An important consideration in this discussion is Title IX, which prevents institutions receiving federal funding from discriminating based on sex. As this relates to college athletics, schools need to provide equal opportunity based on sex.

Without going into too much detail, the equal opportunity piece affects roster sizes, sport offerings and athletic scholarships/financial assistance. A structure that would look comparable to the current professional union structure would be to organize by sport at the conference level. But taking into consideration Title IX, this seems infeasible as each college/university is responsible for complying with Title IX.

What seems more feasible would be for athletes across sports to organize at the college/university level. Some guidance from the Department of Education would be needed to determine what would constitute equal opportunity here.

I’m not an expert on Title IX, but a policy that ensures some minimum level of compensation for all athletes while allowing those in sports that generate greater revenues may or may not be possible. A fair question to ask here though is whether all sports are set up to generate similar revenues, which brings us back to the issue of equal opportunity.

Coming back to the effectiveness question, organizing unions at the college/university level would increase the effectiveness of strikes. A strike might not help a rowing team striking alone to negotiate better pay and/or benefits, but a strike that includes rowers and football players would likely be more effective.   

The NCAA is tasked with protecting student athletes, but it has backed away from regulating name-image-likeness. Who might unions negotiate with if not the NCAA?

Like the Department of Education, I believe the NCAA should play some role in setting an initial framework for what may be allowed, but ultimately I think what is most realistic would be for unions to negotiate individually with the member institutions. 

NCAA President Charlie Baker proposed changes that would allow Division I schools to pay athletes nonacademic-based compensation. Would this sufficiently protect athletes?

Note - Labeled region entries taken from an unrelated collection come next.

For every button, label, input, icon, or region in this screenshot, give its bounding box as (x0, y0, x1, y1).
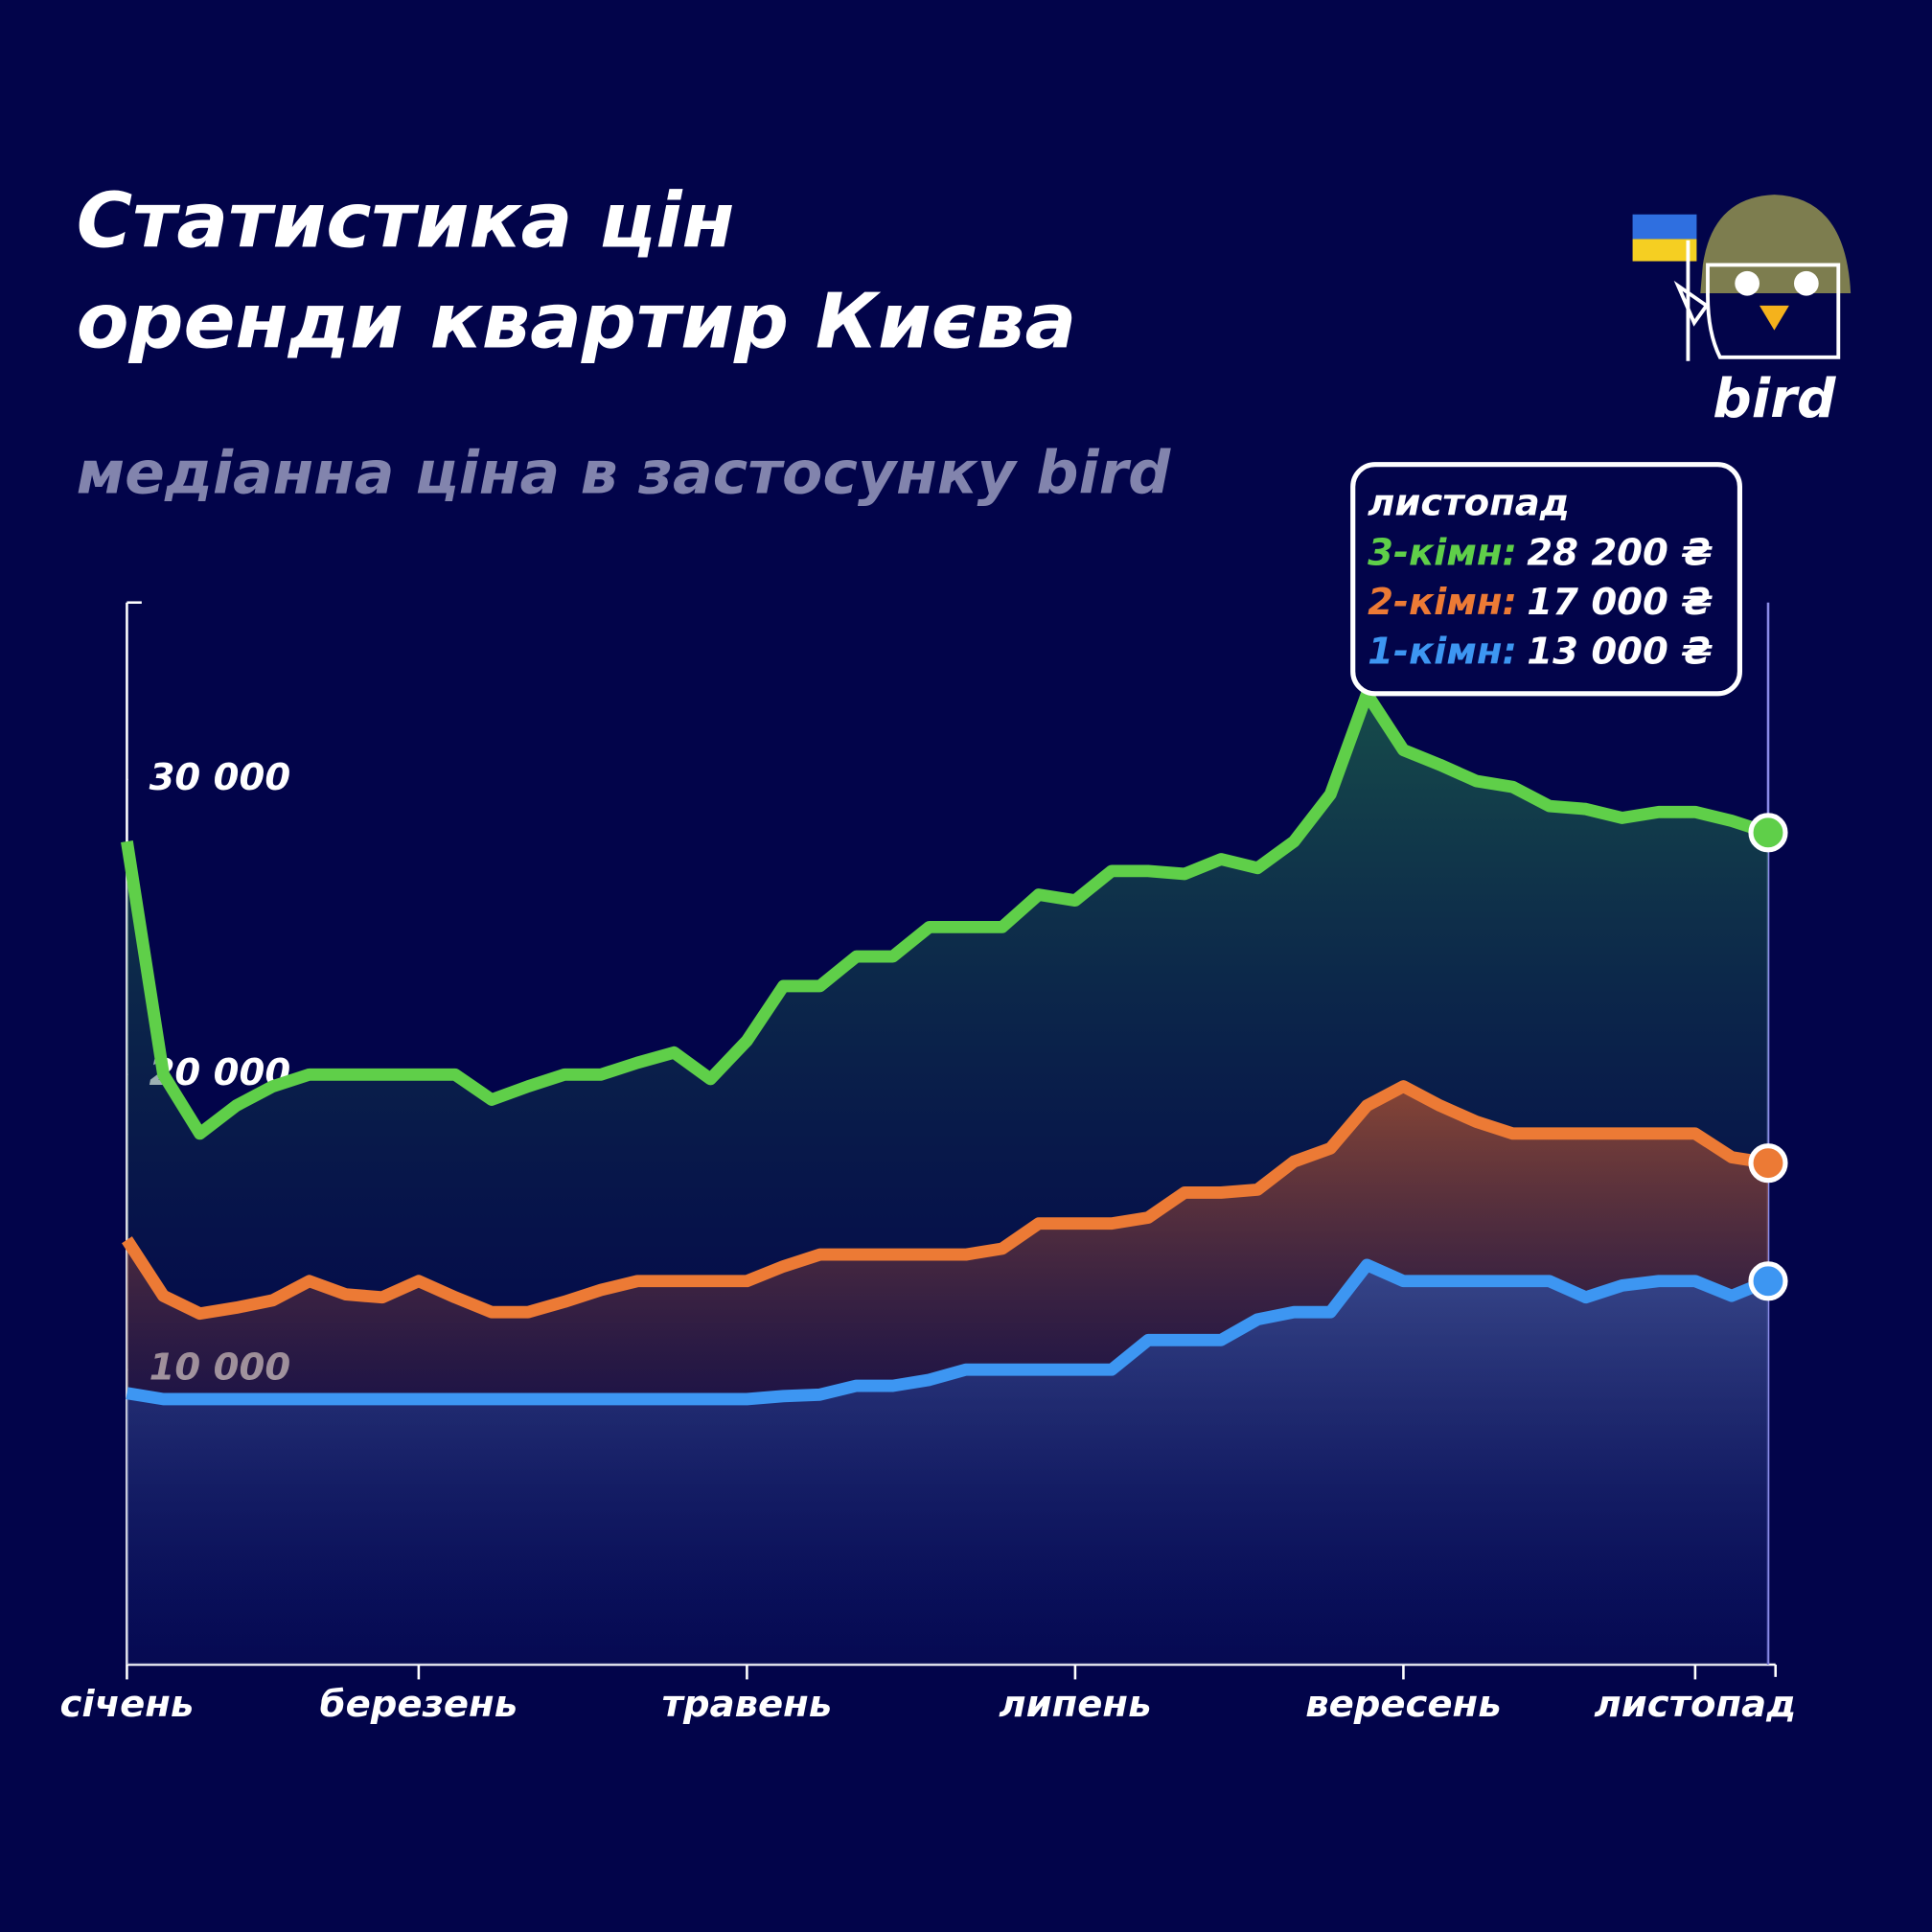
tooltip-series-name: 2-кімн: (1368, 581, 1517, 624)
tooltip-value: 28 200 ₴ (1527, 531, 1713, 574)
y-tick-label: 30 000 (150, 756, 291, 799)
tooltip-item: 3-кімн: 28 200 ₴ (1368, 531, 1713, 574)
line (121, 687, 1770, 1140)
x-tick-label: листопад (1594, 1683, 1796, 1726)
title-line: оренди квартир Києва (77, 277, 1077, 366)
tooltip-item: 2-кімн: 17 000 ₴ (1368, 581, 1713, 624)
line (122, 1080, 1770, 1321)
tooltip-value: 13 000 ₴ (1527, 630, 1713, 673)
x-tick-label: травень (662, 1683, 833, 1726)
x-tick-label: січень (60, 1683, 195, 1726)
tooltip-series-name: 1-кімн: (1368, 630, 1517, 673)
tooltip-value: 17 000 ₴ (1527, 581, 1713, 624)
x-tick-label: липень (999, 1683, 1151, 1726)
logo-icon (1632, 195, 1852, 361)
tooltip-series-name: 3-кімн: (1368, 531, 1517, 574)
title-line: Статистика цін (77, 175, 735, 264)
end-point (1748, 1143, 1788, 1184)
area (126, 1264, 1768, 1665)
line (126, 1258, 1771, 1406)
end-point (1748, 1261, 1788, 1301)
x-tick-label: березень (320, 1683, 518, 1726)
tooltip-item: 1-кімн: 13 000 ₴ (1368, 630, 1713, 673)
tooltip-title: листопад (1368, 482, 1570, 525)
end-point (1748, 813, 1788, 853)
x-tick-label: вересень (1305, 1683, 1501, 1726)
tooltip-box (1350, 462, 1742, 697)
logo-text: bird (1713, 367, 1836, 430)
subtitle: медіанна ціна в застосунку bird (77, 439, 1171, 508)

It is hard to say definitively. The proposed changes could be a step in the right direction. Jim Harbaugh made about $10 million in salary and bonuses this past season. I don’t believe a salary of $30,000 for each of his star players is quite what he is calling for in proposing the idea of a union.

However, Baker’s plan would likely better comply with Title IX, something Harbaugh may not be considering. While the focus of this discussion has been on compensation, unions negotiate work terms beyond compensation. College athletes may want to negotiate things like work hours and work conditions, to name a few.